Alexandria Real Estate Equities Reports Profit Decline as Leasing Demand Weakens

May 1, 2026: Alexandria Real Estate Equities reported a decline in its first-quarter performance, as leasing demand slowed amid macroeconomic uncertainty, impacting both earnings and revenue.
Profit and Revenue Miss Expectations
The company’s adjusted funds from operations (FFO) fell to $1.73 per share, down from $2.30 a year earlier and slightly below market expectations.
Revenue also declined to $671 million, compared to $758.1 million in the same period last year, missing analyst estimates.

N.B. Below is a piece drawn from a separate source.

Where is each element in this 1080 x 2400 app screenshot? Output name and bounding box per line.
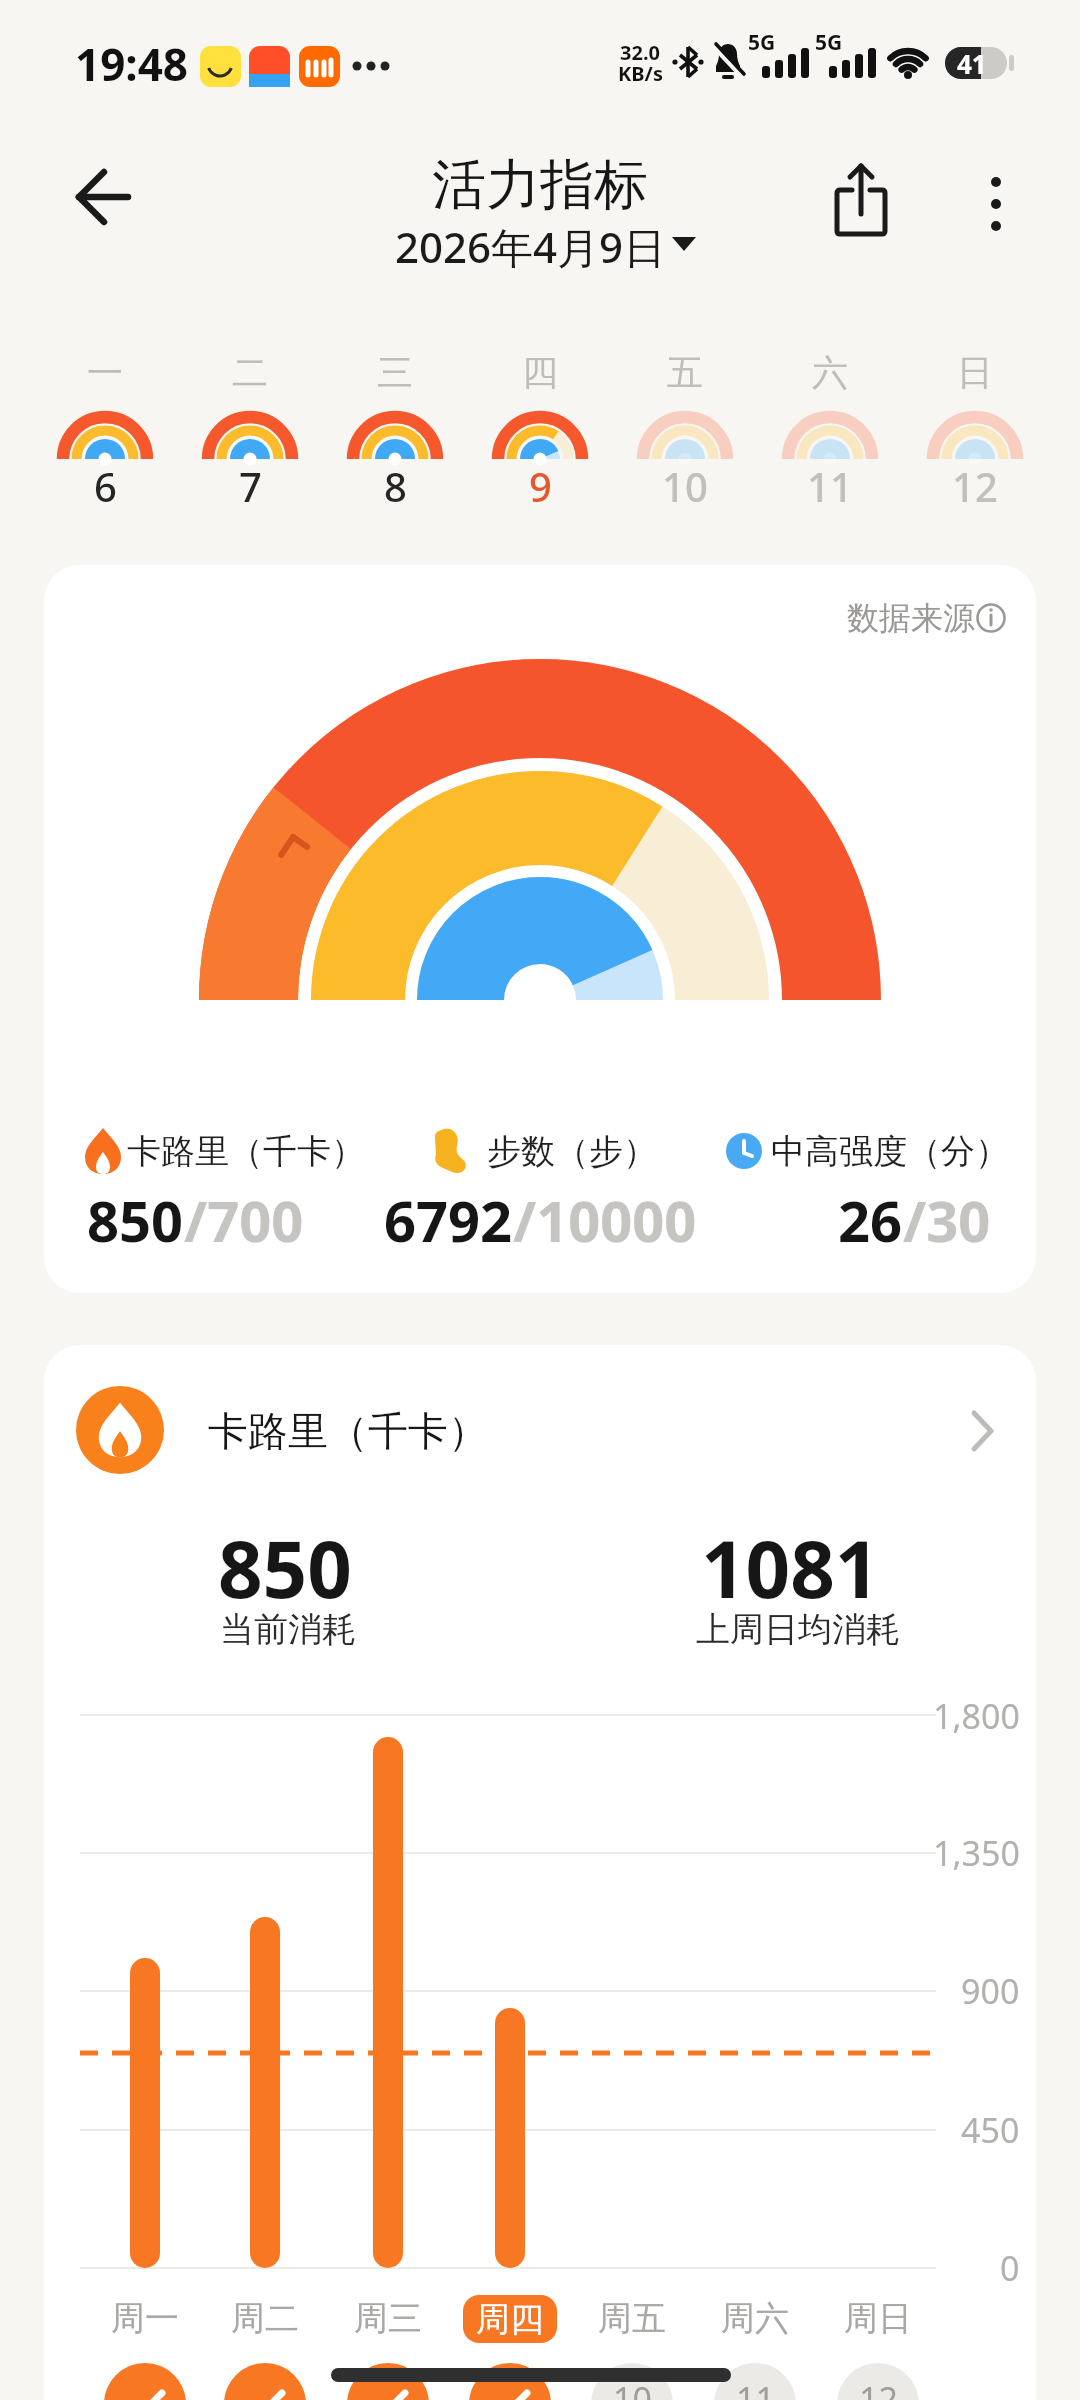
staticText: 周四 <box>476 2298 544 2341</box>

Demand Slowdown in Life Sciences Segment
The REIT, which focuses on life sciences offices, laboratories, and tech campuses, is seeing cautious behavior from tenants:
• Companies delaying expansion plans
• Increased focus on optimizing existing space
• Funding constraints in biotech and research sectors
Outlook Remains Stable but Cautious
Despite near-term pressure, the company maintained a stable full-year outlook, narrowing its 2026 FFO guidance to:
• $6.30 – $6.50 per share
Capex Plans Adjusted
Alexandria indicated that construction spending beyond 2026 may reduce by around $500 million, depending on market conditions—signaling a cautious expansion strategy.
Market Reaction
Following the announcement, the company’s shares declined by around 2% in after-hours trading.
Industry Insight
The update reflects a broader trend in the US commercial real estate sector, where leasing activity is slowing, particularly in specialized segments like life sciences, due to global economic uncertainty.